Income Tax Referendum Polls

Poll

% Yes

% No

% DK/ NR

% ‘Yes’ Lead

ITV-Wales/YouGov, February 2013a

39

34

27

5

ITV-Wales/WGC/YouGov, December 2013b

35

38

26

-3

Western Mail/Beaufort, December 2013c

32

30

38

2

a.       Internet poll conducted by YouGov for ITV Wales. Number of respondents = 1007. Question asked: “If there was a referendum tomorrow on giving the National Assembly for Wales powers to raise or to lower the levels of income tax in Wales, how would you vote?”

b.       Internet poll conducted by YouGov for ITV Wales. Number of respondents = 1001. Question asked: “If there was a referendum tomorrow on giving the National Assembly for Wales powers to raise or to lower the levels of income tax in Wales, how would you vote?”

c.        Face-to-face poll conducted by Beaufort Research. Number of respondents = 1022. Question asked: “The UK Government says it will pass a law to enable a referendum to be held on whether the Welsh Government should be able to vary rates of income tax up or down in Wales. If such a referendum were held tomorrow, how would you vote?”

The results here suggest that, as with an EU membership referendum, any income tax referendum in Wales might well be close. Although public opinion can often shift substantially during the course of a referendum campaign, at present the evidence does not indicate that a referendum to transfer income tax powers would easily be won. It may be worth recalling that several of the early opinion polls in the period leading up to the March 2011 referendum on legislative powers were also rather close; that referendum, of course, ended up as a comfortable win for the Yes campaign. But none of the polls on legislative powers ever showed the No camp in the lead – unlike with the December Barometer poll on taxation.

A final point on a potential income tax referendum. I’ve been investigating the matter for some time, and have yet to find an example, anywhere in the world, of an equivalent referendum to that which is proposed for Wales in the draft Wales Bill. Nowhere have I found an example of a referendum on transferring partial competence over an existing major tax from the state-wide level to an existing sub-state level of government. There was, of course, the second question (about ‘tax varying powers’) in the 1997 Scottish referendum, but that was for an institution yet to be established. There have also, of course, been numerous referendums, in many parts of the world, about specific tax propositions. But nothing equivalent to what is proposed for Wales. (If anyone knows of any pertinent examples, I would be very grateful to hear of them!) As with other aspects of our devolution journey – such as with LCOs – Wales is following a path that might most charitably be described as unique. It is not self-evident that the rest of the world has erred in failing to follow this path.

Comments

  • J Jones

    Not a close relationship between these 2013 results and the 2012 ICM poll for Silk:

    “When presented with a simple yes or no option to the Welsh Government being granted income tax setting powers, it appears that support is wide-ranging and prevalent. Overall, two in three (64%) people in Wales do think that income tax levels should be determined in Wales – a finding consistent with previous research that has been conducted on this by ICM and other polling organisations.”

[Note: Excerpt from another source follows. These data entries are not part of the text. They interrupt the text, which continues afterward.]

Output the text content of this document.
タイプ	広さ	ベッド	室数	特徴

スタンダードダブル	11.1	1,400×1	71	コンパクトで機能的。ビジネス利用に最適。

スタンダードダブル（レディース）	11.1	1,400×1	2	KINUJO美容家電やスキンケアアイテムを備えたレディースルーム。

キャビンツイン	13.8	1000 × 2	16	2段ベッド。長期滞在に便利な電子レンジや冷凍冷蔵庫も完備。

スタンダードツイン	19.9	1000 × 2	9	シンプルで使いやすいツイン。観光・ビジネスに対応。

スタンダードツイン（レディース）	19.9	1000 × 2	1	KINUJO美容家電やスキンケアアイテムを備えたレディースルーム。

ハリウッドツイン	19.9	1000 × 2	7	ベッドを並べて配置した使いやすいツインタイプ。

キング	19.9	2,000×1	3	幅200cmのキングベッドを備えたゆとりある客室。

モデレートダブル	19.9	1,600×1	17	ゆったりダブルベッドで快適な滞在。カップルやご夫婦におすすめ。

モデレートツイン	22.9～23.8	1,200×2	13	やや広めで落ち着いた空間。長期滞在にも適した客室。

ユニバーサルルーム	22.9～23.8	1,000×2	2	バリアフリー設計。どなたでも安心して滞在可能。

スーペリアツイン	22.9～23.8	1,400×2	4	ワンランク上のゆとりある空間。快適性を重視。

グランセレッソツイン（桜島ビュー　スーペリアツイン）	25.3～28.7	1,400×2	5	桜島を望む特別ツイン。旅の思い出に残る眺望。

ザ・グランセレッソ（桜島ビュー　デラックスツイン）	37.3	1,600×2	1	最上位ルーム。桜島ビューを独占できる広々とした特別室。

    It was of course Silk’s deviant poll that was taken to represent the opinion of adults in Wales. (No I’m not leaving it alone)

    One thing that is consistent in the polls that you quote above is the much larger percentage of “Don’t knows” or undecided respondents in Beaufort face to face surveys. I think it tells us something about online polls; the respondents are more likely to be informed and have a decided opinion. I suspect that (like me) they are self confident enough (deluded enough) to believe that their opinion is valuable and, also like me, committed voters. They are a self selecting group to a degree whereas Beaufort are taking pot luck and are asking questions obout matters that have to be decided on instantly and under some pressure (not keeping the pollster waiting).

    If there was a vote tomorrow I can confidently predict the outcome in Wales….remain in the EU, No to income tax raising powers. Not scientific but people just opt for the status quo when there is not much in it.